If you are looking at a particular sermon and it is removed it is because it has been updated.

For example Year C 2010 is being replaced week by week with Year C 2013, and so on.

Saturday, 9 September 2023

23rd Sunday Year A, 2023

 

(Ezekiel 33:7-9; Romans 13:8-10; Matthew 18:15-20)

 

Dear fellow Catholics and Christians I must make clear for you today that our Gospel reading was written by St. Matthew for his Jewish-Christian community of the first century.  The general guidance given there is for all Christians; but the detailed and specific procedures quoted by St. Matthew were given by Jesus to Jews who, as a nation, had been prepared by God for some two thousand years in order to be able to understand and practically appreciate that teaching.  Such formal details were not intended by Jesus -- indeed are hardly possible and most certainly not obligatory -- for Catholics and devout Christians in our modern, sinful and adulterous, societies.

Let us first of all have a look at what I have just called the ‘general guidance’ for all Christians and basic to Christian morality:

If your brother sins against you, go and tell him his fault between you and him alone.  If he listens to you, you have won over your brother.

Such was Jesus’ consistent attitude in such matters: don’t let things fester, have it out in the open; if possible, put it right without delay, with all honesty and humility.  

Such an attitude and such a solution was possible for meticulous former Pharisees or Sadducees – Matthew’s suggested Church congregation – who’s emotions were closely geared with their legal minds; and Scripture gives us the supreme example of Saint Paul literally following Jesus’ teaching by openly rebuking Saint Peter for dissimulation (Galatians 2:11-15)!

Nevertheless, for today, when people’s emotions are much more free-ranging and for immediate self-expression, it is not likely to be a generally accepted or acceptable procedure.

Jesus, however, had a much more comprehensive teaching than that specified by St.

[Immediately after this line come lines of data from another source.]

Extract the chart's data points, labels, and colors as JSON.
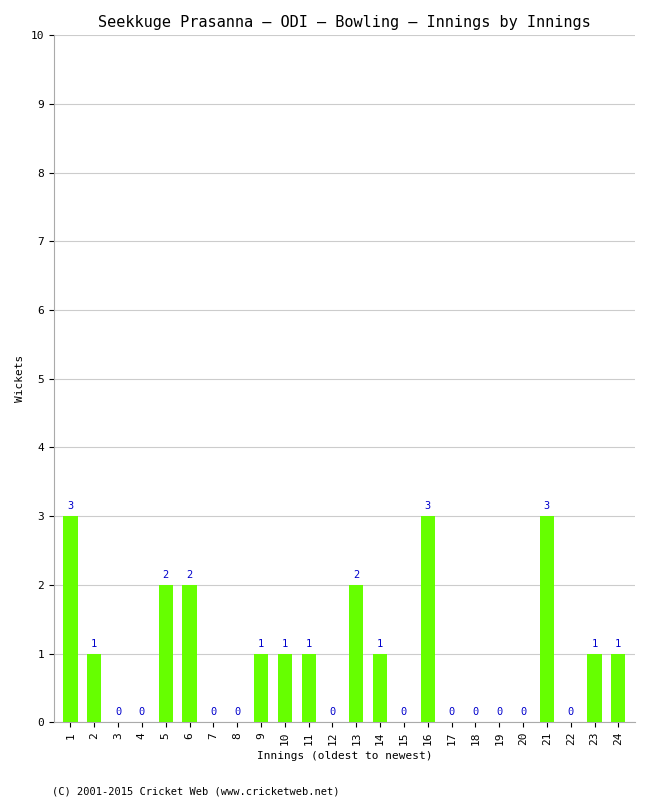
{
  "title": "Seekkuge Prasanna – ODI – Bowling – Innings by Innings",
  "xlabel": "Innings (oldest to newest)",
  "ylabel": "Wickets",
  "footnote": "(C) 2001-2015 Cricket Web (www.cricketweb.net)",
  "innings": [
    1,
    2,
    3,
    4,
    5,
    6,
    7,
    8,
    9,
    10,
    11,
    12,
    13,
    14,
    15,
    16,
    17,
    18,
    19,
    20,
    21,
    22,
    23,
    24
  ],
  "wickets": [
    3,
    1,
    0,
    0,
    2,
    2,
    0,
    0,
    1,
    1,
    1,
    0,
    2,
    1,
    0,
    3,
    0,
    0,
    0,
    0,
    3,
    0,
    1,
    1
  ],
  "bar_color": "#66ff00",
  "label_color": "#0000cc",
  "ylim": [
    0,
    10
  ],
  "yticks": [
    0,
    1,
    2,
    3,
    4,
    5,
    6,
    7,
    8,
    9,
    10
  ],
  "background_color": "#ffffff",
  "grid_color": "#cccccc",
  "title_fontsize": 11,
  "axis_label_fontsize": 8,
  "tick_fontsize": 8,
  "bar_label_fontsize": 7.5,
  "footnote_fontsize": 7.5
}
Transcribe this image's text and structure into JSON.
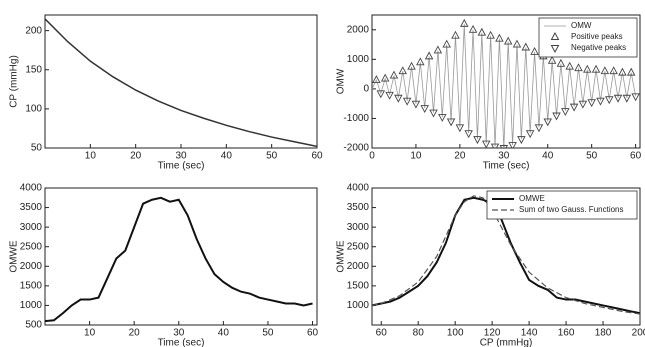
{
  "chart_data": [
    {
      "type": "line",
      "ylabel": "CP (mmHg)",
      "xlabel": "Time (sec)",
      "xlim": [
        0,
        60
      ],
      "xticks": [
        10,
        20,
        30,
        40,
        50,
        60
      ],
      "ylim": [
        50,
        220
      ],
      "yticks": [
        50,
        100,
        150,
        200
      ],
      "series": [
        {
          "name": "CP",
          "color": "#333333",
          "width": 1.5,
          "linestyle": "solid",
          "x": [
            0,
            5,
            10,
            15,
            20,
            25,
            30,
            35,
            40,
            45,
            50,
            55,
            60
          ],
          "values": [
            215,
            186,
            161,
            141,
            124,
            110,
            98,
            88,
            79,
            71,
            64,
            58,
            52
          ]
        }
      ]
    },
    {
      "type": "line",
      "ylabel": "OMW",
      "xlabel": "Time (sec)",
      "legend": "northeast",
      "xlim": [
        0,
        61
      ],
      "xticks": [
        0,
        10,
        20,
        30,
        40,
        50,
        60
      ],
      "ylim": [
        -2000,
        2500
      ],
      "yticks": [
        -2000,
        -1000,
        0,
        1000,
        2000
      ],
      "series": [
        {
          "name": "OMW",
          "color": "#999999",
          "width": 0.8,
          "linestyle": "solid",
          "x": [
            0,
            1,
            2,
            3,
            4,
            5,
            6,
            7,
            8,
            9,
            10,
            11,
            12,
            13,
            14,
            15,
            16,
            17,
            18,
            19,
            20,
            21,
            22,
            23,
            24,
            25,
            26,
            27,
            28,
            29,
            30,
            31,
            32,
            33,
            34,
            35,
            36,
            37,
            38,
            39,
            40,
            41,
            42,
            43,
            44,
            45,
            46,
            47,
            48,
            49,
            50,
            51,
            52,
            53,
            54,
            55,
            56,
            57,
            58,
            59,
            60
          ],
          "values": [
            0,
            300,
            -150,
            350,
            -200,
            450,
            -300,
            600,
            -400,
            750,
            -500,
            900,
            -650,
            1100,
            -800,
            1300,
            -950,
            1500,
            -1100,
            1800,
            -1300,
            2200,
            -1500,
            2000,
            -1700,
            1900,
            -1850,
            1800,
            -1950,
            1700,
            -2000,
            1600,
            -1900,
            1500,
            -1700,
            1400,
            -1500,
            1250,
            -1300,
            1100,
            -1100,
            950,
            -900,
            850,
            -750,
            750,
            -600,
            700,
            -500,
            650,
            -450,
            650,
            -400,
            600,
            -350,
            600,
            -300,
            550,
            -300,
            550,
            -250
          ]
        },
        {
          "name": "Positive peaks",
          "color": "#444444",
          "marker": "triangle-up",
          "linestyle": "none",
          "x": [
            1,
            3,
            5,
            7,
            9,
            11,
            13,
            15,
            17,
            19,
            21,
            23,
            25,
            27,
            29,
            31,
            33,
            35,
            37,
            39,
            41,
            43,
            45,
            47,
            49,
            51,
            53,
            55,
            57,
            59
          ],
          "values": [
            300,
            350,
            450,
            600,
            750,
            900,
            1100,
            1300,
            1500,
            1800,
            2200,
            2000,
            1900,
            1800,
            1700,
            1600,
            1500,
            1400,
            1250,
            1100,
            950,
            850,
            750,
            700,
            650,
            650,
            600,
            600,
            550,
            550
          ]
        },
        {
          "name": "Negative peaks",
          "color": "#444444",
          "marker": "triangle-down",
          "linestyle": "none",
          "x": [
            2,
            4,
            6,
            8,
            10,
            12,
            14,
            16,
            18,
            20,
            22,
            24,
            26,
            28,
            30,
            32,
            34,
            36,
            38,
            40,
            42,
            44,
            46,
            48,
            50,
            52,
            54,
            56,
            58,
            60
          ],
          "values": [
            -150,
            -200,
            -300,
            -400,
            -500,
            -650,
            -800,
            -950,
            -1100,
            -1300,
            -1500,
            -1700,
            -1850,
            -1950,
            -2000,
            -1900,
            -1700,
            -1500,
            -1300,
            -1100,
            -900,
            -750,
            -600,
            -500,
            -450,
            -400,
            -350,
            -300,
            -300,
            -250
          ]
        }
      ]
    },
    {
      "type": "line",
      "ylabel": "OMWE",
      "xlabel": "Time (sec)",
      "xlim": [
        0,
        61
      ],
      "xticks": [
        10,
        20,
        30,
        40,
        50,
        60
      ],
      "ylim": [
        500,
        4000
      ],
      "yticks": [
        500,
        1000,
        1500,
        2000,
        2500,
        3000,
        3500,
        4000
      ],
      "series": [
        {
          "name": "OMWE",
          "color": "#111111",
          "width": 2,
          "linestyle": "solid",
          "x": [
            0,
            2,
            4,
            6,
            8,
            10,
            12,
            14,
            16,
            18,
            20,
            22,
            24,
            26,
            28,
            30,
            32,
            34,
            36,
            38,
            40,
            42,
            44,
            46,
            48,
            50,
            52,
            54,
            56,
            58,
            60
          ],
          "values": [
            600,
            620,
            800,
            1000,
            1150,
            1150,
            1200,
            1700,
            2200,
            2400,
            3000,
            3600,
            3700,
            3750,
            3650,
            3700,
            3300,
            2700,
            2200,
            1800,
            1600,
            1450,
            1350,
            1300,
            1200,
            1150,
            1100,
            1050,
            1050,
            1000,
            1050
          ]
        }
      ]
    },
    {
      "type": "line",
      "ylabel": "OMWE",
      "xlabel": "CP (mmHg)",
      "legend": "northeast",
      "xlim": [
        55,
        200
      ],
      "xticks": [
        60,
        80,
        100,
        120,
        140,
        160,
        180,
        200
      ],
      "ylim": [
        500,
        4000
      ],
      "yticks": [
        1000,
        1500,
        2000,
        2500,
        3000,
        3500,
        4000
      ],
      "series": [
        {
          "name": "OMWE",
          "color": "#111111",
          "width": 2,
          "linestyle": "solid",
          "x": [
            55,
            60,
            65,
            70,
            75,
            80,
            85,
            90,
            95,
            100,
            105,
            110,
            115,
            120,
            125,
            130,
            135,
            140,
            145,
            150,
            155,
            160,
            165,
            170,
            175,
            180,
            185,
            190,
            195,
            200
          ],
          "values": [
            1000,
            1050,
            1100,
            1200,
            1350,
            1500,
            1750,
            2100,
            2600,
            3300,
            3700,
            3750,
            3700,
            3600,
            3200,
            2600,
            2100,
            1650,
            1500,
            1400,
            1200,
            1150,
            1150,
            1100,
            1050,
            1000,
            950,
            900,
            850,
            800
          ]
        },
        {
          "name": "Sum of two Gauss. Functions",
          "color": "#555555",
          "width": 1.2,
          "linestyle": "dashed",
          "x": [
            55,
            60,
            70,
            80,
            90,
            100,
            105,
            110,
            115,
            120,
            130,
            140,
            150,
            160,
            170,
            180,
            190,
            200
          ],
          "values": [
            1000,
            1050,
            1250,
            1600,
            2250,
            3300,
            3650,
            3800,
            3750,
            3450,
            2550,
            1850,
            1450,
            1200,
            1050,
            950,
            850,
            780
          ]
        }
      ]
    }
  ]
}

Matthew for his Church congregation; it is a teaching that Jesus committed to Saint Peter for the future Church of which he, Peter, would be the chosen head; a teaching which totally eliminates grudges nourished or retaliation planned for harm thought to have been done:

If you forgive men their trespasses, your heavenly Father will also forgive you.  But if you do not forgive men their trespasses, neither will your  Father forgive your trespasses. (Matthew 6:14-15;  cf. 18:22-35)

That truly radical, unique, and even still today, most astounding, demand of Jesus as regards fraternal charity among His disciples, made in those words for St. Peter’s personal  guidance, develops teaching first mentioned in Jesus’ Sermon on the Mount: revenge is not allowed, and if cherished is unforgiveable, for all believers in Jesus.

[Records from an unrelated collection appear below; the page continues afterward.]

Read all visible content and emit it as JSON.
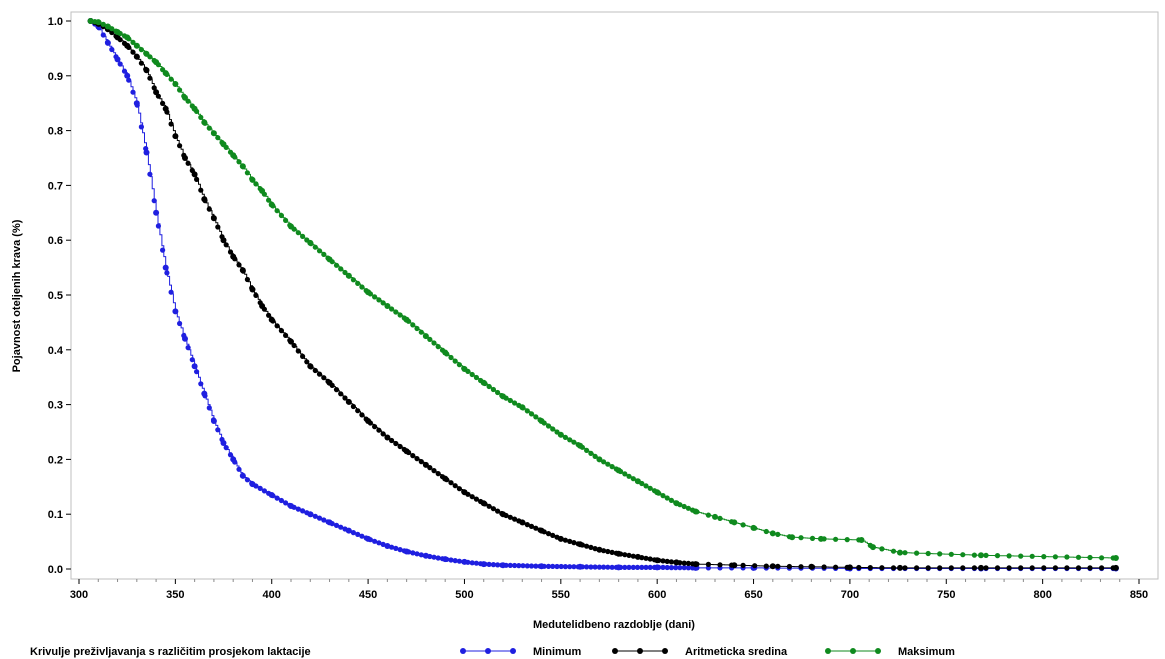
{
  "chart_data": {
    "type": "line",
    "title": "",
    "xlabel": "Medutelidbeno razdoblje (dani)",
    "ylabel": "Pojavnost otelјenih krava (%)",
    "xlim": [
      300,
      850
    ],
    "ylim": [
      0.0,
      1.0
    ],
    "x_ticks": [
      300,
      350,
      400,
      450,
      500,
      550,
      600,
      650,
      700,
      750,
      800,
      850
    ],
    "y_ticks": [
      0.0,
      0.1,
      0.2,
      0.3,
      0.4,
      0.5,
      0.6,
      0.7,
      0.8,
      0.9,
      1.0
    ],
    "legend_title": "Krivulje preživljavanja s različitim prosjekom laktacije",
    "legend_position": "bottom",
    "series": [
      {
        "name": "Minimum",
        "color": "#1f1fe0",
        "points": [
          [
            306,
            1.0
          ],
          [
            310,
            0.99
          ],
          [
            315,
            0.96
          ],
          [
            320,
            0.93
          ],
          [
            325,
            0.9
          ],
          [
            330,
            0.85
          ],
          [
            335,
            0.76
          ],
          [
            340,
            0.65
          ],
          [
            345,
            0.55
          ],
          [
            350,
            0.47
          ],
          [
            355,
            0.42
          ],
          [
            360,
            0.37
          ],
          [
            365,
            0.32
          ],
          [
            370,
            0.27
          ],
          [
            375,
            0.23
          ],
          [
            380,
            0.2
          ],
          [
            385,
            0.17
          ],
          [
            390,
            0.155
          ],
          [
            400,
            0.135
          ],
          [
            410,
            0.115
          ],
          [
            420,
            0.1
          ],
          [
            430,
            0.085
          ],
          [
            440,
            0.07
          ],
          [
            450,
            0.055
          ],
          [
            460,
            0.042
          ],
          [
            470,
            0.032
          ],
          [
            480,
            0.024
          ],
          [
            490,
            0.018
          ],
          [
            500,
            0.013
          ],
          [
            510,
            0.009
          ],
          [
            520,
            0.007
          ],
          [
            540,
            0.005
          ],
          [
            560,
            0.004
          ],
          [
            580,
            0.003
          ],
          [
            600,
            0.003
          ],
          [
            620,
            0.002
          ],
          [
            650,
            0.002
          ],
          [
            700,
            0.001
          ],
          [
            768,
            0.001
          ],
          [
            838,
            0.001
          ]
        ]
      },
      {
        "name": "Aritmeticka sredina",
        "color": "#000000",
        "points": [
          [
            306,
            1.0
          ],
          [
            310,
            0.995
          ],
          [
            315,
            0.985
          ],
          [
            320,
            0.97
          ],
          [
            325,
            0.955
          ],
          [
            330,
            0.935
          ],
          [
            335,
            0.91
          ],
          [
            340,
            0.87
          ],
          [
            345,
            0.84
          ],
          [
            350,
            0.79
          ],
          [
            355,
            0.75
          ],
          [
            360,
            0.72
          ],
          [
            365,
            0.675
          ],
          [
            370,
            0.64
          ],
          [
            375,
            0.6
          ],
          [
            380,
            0.57
          ],
          [
            385,
            0.545
          ],
          [
            390,
            0.51
          ],
          [
            395,
            0.48
          ],
          [
            400,
            0.455
          ],
          [
            410,
            0.415
          ],
          [
            420,
            0.37
          ],
          [
            430,
            0.34
          ],
          [
            440,
            0.305
          ],
          [
            450,
            0.27
          ],
          [
            460,
            0.24
          ],
          [
            470,
            0.215
          ],
          [
            480,
            0.19
          ],
          [
            490,
            0.165
          ],
          [
            500,
            0.14
          ],
          [
            510,
            0.12
          ],
          [
            520,
            0.1
          ],
          [
            530,
            0.085
          ],
          [
            540,
            0.07
          ],
          [
            550,
            0.055
          ],
          [
            560,
            0.045
          ],
          [
            570,
            0.035
          ],
          [
            580,
            0.028
          ],
          [
            590,
            0.022
          ],
          [
            600,
            0.016
          ],
          [
            610,
            0.012
          ],
          [
            620,
            0.009
          ],
          [
            640,
            0.007
          ],
          [
            660,
            0.005
          ],
          [
            680,
            0.004
          ],
          [
            700,
            0.003
          ],
          [
            726,
            0.002
          ],
          [
            768,
            0.002
          ],
          [
            838,
            0.002
          ]
        ]
      },
      {
        "name": "Maksimum",
        "color": "#0f8a1e",
        "points": [
          [
            306,
            1.0
          ],
          [
            310,
            0.998
          ],
          [
            315,
            0.99
          ],
          [
            320,
            0.98
          ],
          [
            325,
            0.97
          ],
          [
            330,
            0.955
          ],
          [
            335,
            0.94
          ],
          [
            340,
            0.925
          ],
          [
            345,
            0.905
          ],
          [
            350,
            0.885
          ],
          [
            355,
            0.86
          ],
          [
            360,
            0.84
          ],
          [
            365,
            0.815
          ],
          [
            370,
            0.795
          ],
          [
            375,
            0.775
          ],
          [
            380,
            0.755
          ],
          [
            385,
            0.735
          ],
          [
            390,
            0.71
          ],
          [
            395,
            0.69
          ],
          [
            400,
            0.665
          ],
          [
            410,
            0.625
          ],
          [
            420,
            0.595
          ],
          [
            430,
            0.565
          ],
          [
            440,
            0.535
          ],
          [
            450,
            0.505
          ],
          [
            460,
            0.48
          ],
          [
            470,
            0.455
          ],
          [
            480,
            0.425
          ],
          [
            490,
            0.395
          ],
          [
            500,
            0.365
          ],
          [
            510,
            0.34
          ],
          [
            520,
            0.315
          ],
          [
            530,
            0.295
          ],
          [
            540,
            0.27
          ],
          [
            550,
            0.245
          ],
          [
            560,
            0.225
          ],
          [
            570,
            0.2
          ],
          [
            580,
            0.18
          ],
          [
            590,
            0.16
          ],
          [
            600,
            0.14
          ],
          [
            610,
            0.12
          ],
          [
            620,
            0.105
          ],
          [
            630,
            0.095
          ],
          [
            640,
            0.085
          ],
          [
            650,
            0.075
          ],
          [
            660,
            0.065
          ],
          [
            670,
            0.058
          ],
          [
            685,
            0.055
          ],
          [
            706,
            0.053
          ],
          [
            712,
            0.04
          ],
          [
            726,
            0.03
          ],
          [
            768,
            0.025
          ],
          [
            838,
            0.02
          ]
        ]
      }
    ]
  }
}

Think on that, dear People of God, for all gangs feed on revenge; even world-wide religions allow their supporters to practice, and pride themselves on, vengeful justification of their faith; and ‘little men’ and ‘poisoned women’ of our modern world, like to think of getting-their-own-back for offences real or imagined.

Today’s words of Saint Paul -- our Blessed Lord’s gift-to-the-nations --  are most relevant here:

            Owe nothing to anyone except to love one another.

For Christian society, such love is  both the foundation and the fulfilment of the Christian way of life, as  St. Paul teaches the nations:

For just as we have many members in one body and all the members do not have the same function; so we, who are many, are one body in Christ and individually members one of another. 

Love is the fulfilment of the law.  (Romans 12:4-5; 13:10)

I cannot now go on to talk with you about the nature and beauty of that  Christian love, but nevertheless we have already, dear People of God, revealed a panoramic view of the wonder of our Catholic (for precision’s sake!) faith: the power and strength, the beauty and holiness, the life-bestowing goodness and soul-cleansing truth, of God’s fatherly love for us in Jesus!

Before closing, however, let me just take-up for you that expression ‘fatherly-love’, because our first reading from the prophet Ezekiel told us of God insisting on a moral duty for Ezekiel himself that concerns all Christian parents.

As Christian parents whose marriage is dedicated to God, any children they may have are regarded as gifts from God to be loved, nurtured, and brought up for His glory and their ultimate salvation and blessing.  For that purpose Catholic and Christian parents have authority over their children which is God-given and which no government can negate; an authority before men which also begets a responsibility before God, because He has appointed them as watchman for the house of God which is their Catholic and Christian family home.  May their exercise of that personal God-given authority and power-for-good be for them a most loving work, joyful privilege, and life-long cause of heart-felt gratitude.